Così, nell’accordo di associazione si precisa pure che Ue e Ucraina si impegnano “a realizzare un rapporto stretto e durevole fondato su valori comuni, ossia rispetto dei principi democratici, dello Stato di diritto, del buon governo, dei diritti umani e delle libertà fondamentali, compresi i diritti delle persone appartenenti a minoranze nazionali, non discriminazione delle persone appartenenti a minoranze e rispetto della diversità, della dignità umana e adesione ai principi dell’economia di mercato, da cui risulterebbe facilitata la partecipazione dell’Ucraina alle politiche europee”.
Si pensi ad esempio, in particolare, quando l’accordo di associazione scrive (art. 3) che Ue e Ucraina “riconoscono che il loro rapporto si fonda sui principi dell’economia di mercato”; e che lo “Stato di diritto, il buon governo, la lotta alla corruzione, la lotta contro le varie forme di criminalità organizzata transnazionale e di terrorismo, la promozione dello sviluppo sostenibile e di un multilateralismo efficace sono essenziali per il rafforzamento del rapporto” reciproco.

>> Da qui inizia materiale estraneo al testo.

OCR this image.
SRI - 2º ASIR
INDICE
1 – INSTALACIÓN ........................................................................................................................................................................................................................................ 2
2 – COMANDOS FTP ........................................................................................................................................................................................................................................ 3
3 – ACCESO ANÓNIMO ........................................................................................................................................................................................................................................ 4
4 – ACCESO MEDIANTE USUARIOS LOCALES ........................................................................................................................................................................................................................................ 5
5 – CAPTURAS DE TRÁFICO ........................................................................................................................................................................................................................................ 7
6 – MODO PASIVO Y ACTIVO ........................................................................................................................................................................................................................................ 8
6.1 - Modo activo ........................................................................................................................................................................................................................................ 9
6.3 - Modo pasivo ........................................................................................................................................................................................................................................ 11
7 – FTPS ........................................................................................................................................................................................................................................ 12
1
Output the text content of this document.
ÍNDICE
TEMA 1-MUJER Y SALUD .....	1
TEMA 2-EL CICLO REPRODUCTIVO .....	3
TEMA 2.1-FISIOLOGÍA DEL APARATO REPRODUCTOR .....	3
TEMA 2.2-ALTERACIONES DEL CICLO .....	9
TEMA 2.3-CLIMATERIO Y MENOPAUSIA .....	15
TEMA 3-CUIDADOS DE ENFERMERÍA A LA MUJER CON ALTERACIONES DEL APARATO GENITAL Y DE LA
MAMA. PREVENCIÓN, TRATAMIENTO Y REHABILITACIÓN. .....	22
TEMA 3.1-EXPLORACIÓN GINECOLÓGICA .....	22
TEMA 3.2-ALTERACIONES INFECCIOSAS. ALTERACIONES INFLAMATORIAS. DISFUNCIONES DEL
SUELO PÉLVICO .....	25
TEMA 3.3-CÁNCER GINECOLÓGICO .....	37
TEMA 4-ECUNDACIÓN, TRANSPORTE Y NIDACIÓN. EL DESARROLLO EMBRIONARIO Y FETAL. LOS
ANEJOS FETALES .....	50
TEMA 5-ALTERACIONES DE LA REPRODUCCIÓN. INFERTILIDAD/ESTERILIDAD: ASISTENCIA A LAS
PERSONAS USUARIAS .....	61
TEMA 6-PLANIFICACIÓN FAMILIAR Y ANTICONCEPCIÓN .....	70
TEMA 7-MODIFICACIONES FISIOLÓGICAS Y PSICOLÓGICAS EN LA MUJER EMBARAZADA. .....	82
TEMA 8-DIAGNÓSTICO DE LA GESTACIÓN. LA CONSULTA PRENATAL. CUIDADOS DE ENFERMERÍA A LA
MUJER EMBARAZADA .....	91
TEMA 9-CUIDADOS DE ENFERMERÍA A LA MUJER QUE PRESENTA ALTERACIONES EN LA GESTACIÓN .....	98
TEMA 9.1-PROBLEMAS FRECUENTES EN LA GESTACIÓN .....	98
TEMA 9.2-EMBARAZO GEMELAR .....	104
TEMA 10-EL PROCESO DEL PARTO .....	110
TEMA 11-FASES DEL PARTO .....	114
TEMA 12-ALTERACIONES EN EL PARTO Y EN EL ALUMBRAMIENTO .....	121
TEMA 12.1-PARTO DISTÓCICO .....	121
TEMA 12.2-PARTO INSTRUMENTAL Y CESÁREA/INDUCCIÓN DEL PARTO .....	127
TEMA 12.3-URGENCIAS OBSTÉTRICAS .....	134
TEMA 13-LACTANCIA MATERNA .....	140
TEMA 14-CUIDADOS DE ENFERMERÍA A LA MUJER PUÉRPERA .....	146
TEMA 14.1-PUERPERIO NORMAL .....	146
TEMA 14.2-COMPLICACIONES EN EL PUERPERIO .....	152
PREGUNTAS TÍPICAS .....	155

Sempre il contrasto alla corruzione è oggetto di altre norme dell’accordo, come gli artt. 14, 22, 147, 459. Così non dev’esser un caso che la cooperazione ucraina in materia abbia preso corpo il 16 maggio scorso addirittura con l’arresto del presidente della Corte suprema, accusato proprio di corruzione, dandosi concreta manifestazione di volontà indirizzata all’attuazione della cooperazione con l’Ue destinata – in un futuro sperabilmente prossimo di cessazione, sia sostanziale che formalmente regolata da un accordo con la Russia, delle ostilità – a far splendere la luce dell’adesione a pieno titolo all’Ue.